Inference of Sn addition on optical properties of the novel thermally evaporated thin a-Ge15Te50S35-xSnx films and some physical properties of their glasses

Abstract

In this article, the authors have prepared six novel a-Ge15Te50S35-xSnx thin-film samples 0.0≤x≤10.0at.% using the physical vapor deposition process. Thin films have been deposited on pre-cleaned glass substrates under vacuum 10−5 Pa with controlling the thickness at 300 nm. X-ray diffraction and energy dispersive X-ray analysis exhibit the amorphous nature of films with the required and selected compositional element percentages. The optical properties have been studied by analyzing the UV–Vis–NIR absorbance spectra in the range 300–2500 nm. Optical bandgap energy, Eg has been studied using Tauc plots.

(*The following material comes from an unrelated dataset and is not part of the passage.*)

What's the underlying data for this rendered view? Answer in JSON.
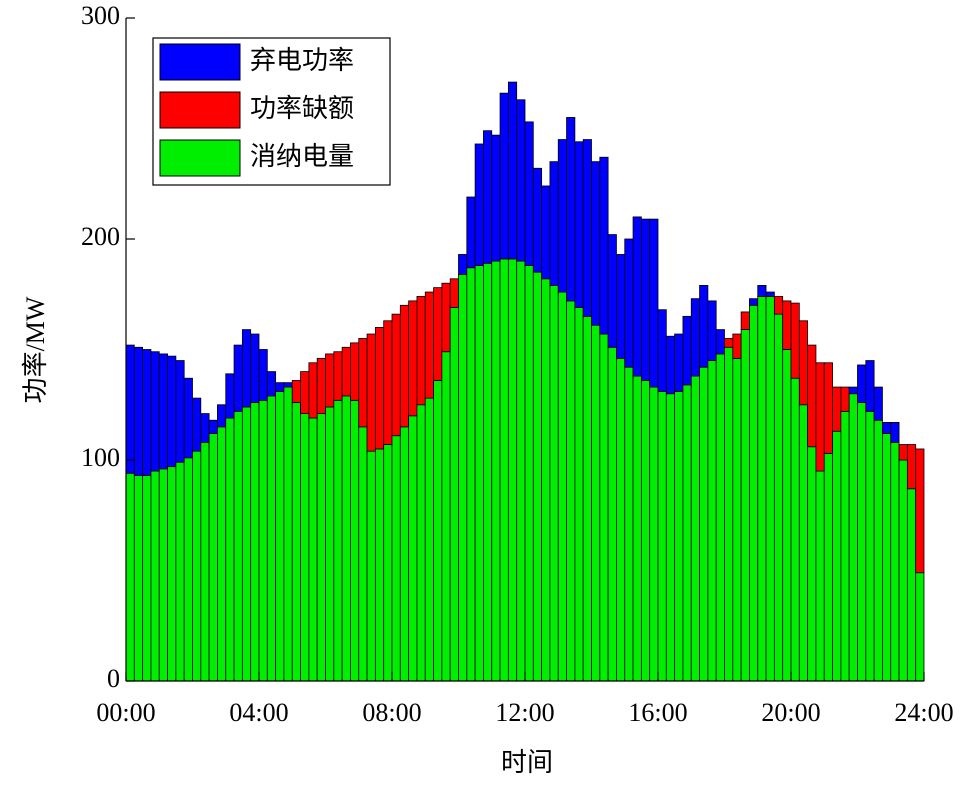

The Eg values found to be arising from indirect allowed electronic transitions and decreases from 1.301 eV to 1.031 eV as Sn-content increases from 0.0% to 10.0%. While the band-tail width is found to be increased from 229 meV to 288 meV, according to Urbach argument. The valence band, VB and conduction band, CB positions have been determined and discussed. It is found that VB potential increases from (- 0.433) eV to become (- 0.357) eV, while that of CB decreases from 0.867 eV to 0.673 eV as Sn-content percentage increased from 0.0% to 10%. Some physicochemical parameters have been also calculated and discussed by determining the mass-volume density using Archimedes' principle. The investigated parameters have shown strong dependency on the Sn-content. Studied optical and physicochemical properties show that these samples can be used in many optoelectronic applications like ultra-continuum infrared sources, optical infrared detectors, photovoltaic and energy applications.